Ryanair has announced a Q1 net profit of €136.5 million, registering a €115.5 million (550 percent) increment over last year’s performance.

Published: 28 Jul 2009

Ryanair has announced a Q1 net profit of €136.5 million, registering a €115.5 million (550 percent) increment over last year’s performance.

Total revenues (€774.7 million) were flat due to an 11 percent rise in traffic being offset by a 13 percent decline in average fares.

Ancillary revenues also outpaced scheduled traffic growth and rose by 13 percent to €165.3m.

Ryanair’s CEO, Michael O’Leary, said these quarterly results are distorted by a 42 percent reduction in fuel costs.
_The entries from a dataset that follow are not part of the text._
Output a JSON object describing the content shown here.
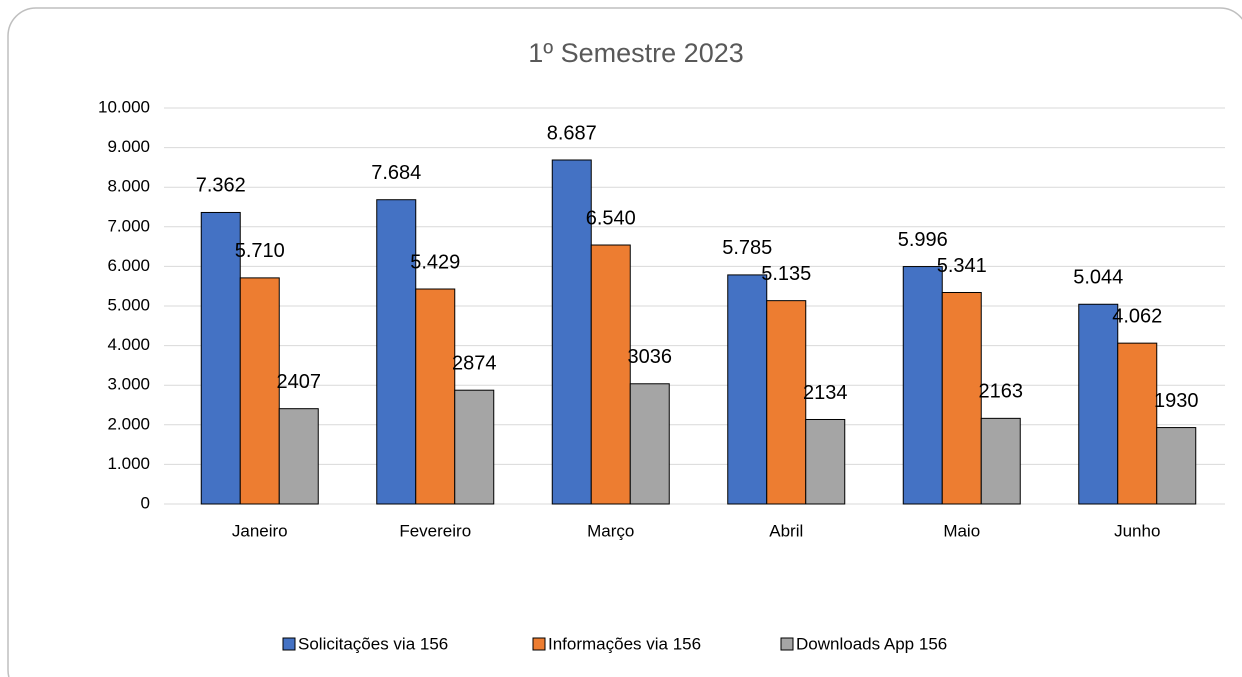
{
  "chart_data": {
    "type": "bar",
    "title": "1º Semestre 2023",
    "categories": [
      "Janeiro",
      "Fevereiro",
      "Março",
      "Abril",
      "Maio",
      "Junho"
    ],
    "series": [
      {
        "name": "Solicitações via 156",
        "color": "#4472c4",
        "values": [
          7362,
          7684,
          8687,
          5785,
          5996,
          5044
        ],
        "value_labels": [
          "7.362",
          "7.684",
          "8.687",
          "5.785",
          "5.996",
          "5.044"
        ]
      },
      {
        "name": "Informações via 156",
        "color": "#ed7d31",
        "values": [
          5710,
          5429,
          6540,
          5135,
          5341,
          4062
        ],
        "value_labels": [
          "5.710",
          "5.429",
          "6.540",
          "5.135",
          "5.341",
          "4.062"
        ]
      },
      {
        "name": "Downloads App 156",
        "color": "#a5a5a5",
        "values": [
          2407,
          2874,
          3036,
          2134,
          2163,
          1930
        ]
      }
    ],
    "ylim": [
      0,
      10000
    ],
    "yticks": [
      0,
      {
        "value": 1000,
        "label": "1.000"
      },
      {
        "value": 2000,
        "label": "2.000"
      },
      {
        "value": 3000,
        "label": "3.000"
      },
      {
        "value": 4000,
        "label": "4.000"
      },
      {
        "value": 5000,
        "label": "5.000"
      },
      {
        "value": 6000,
        "label": "6.000"
      },
      {
        "value": 7000,
        "label": "7.000"
      },
      {
        "value": 8000,
        "label": "8.000"
      },
      {
        "value": 9000,
        "label": "9.000"
      },
      {
        "value": 10000,
        "label": "10.000"
      }
    ],
    "grid": true,
    "legend": "bottom"
  }
}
“Thanks to a 13 percent reduction in average fares we grew traffic by 11 percent, which was a robust performance in a deep recession, when many of our competitors were cutting flights, losing traffic and reporting increased losses,” O’Leary said.

Fuel costs fell by 42% to €214m.

“We have taken advantage of the recent drop in fuel prices to extend our hedging programme for FY10 to 90 percent for the first 3 quarters at an ave. price of $620 per tonne and 60 percent for Q4 at $610 per tonne. Should we hedge the balance of our FY10 fuel at $620 per tonne we would lock in a full year fuel cost saving of approx. €460m,” O’Leary said.

Outlook

O’Leary said the group’s outlook for the full year to March 2010 remained “cautious”.

Average fares would be “significantly lower than last year - at, or even slightly above, the minus 15 to 20 per cent range previously guided”. Net profits would be “towards the lower end” of the €200m-€300m ($284m-$426m) range previously forecast - but still more than double last year’s €105m before exceptional charges.

O’Leary said Ryanair expects to carry 67 million passengers in the current fiscal year, up 15 percent.

But to achieve this, he said Ryanair would cut average fares 15 percent to 20 percent in the current July-September quarter, and more than 20 percent for the fiscal year as a whole.

“Ryanair will be the only major European airline to deliver passenger and profit growth in the current year. We will continue to expand as others fail,” O’Leary said in a statement.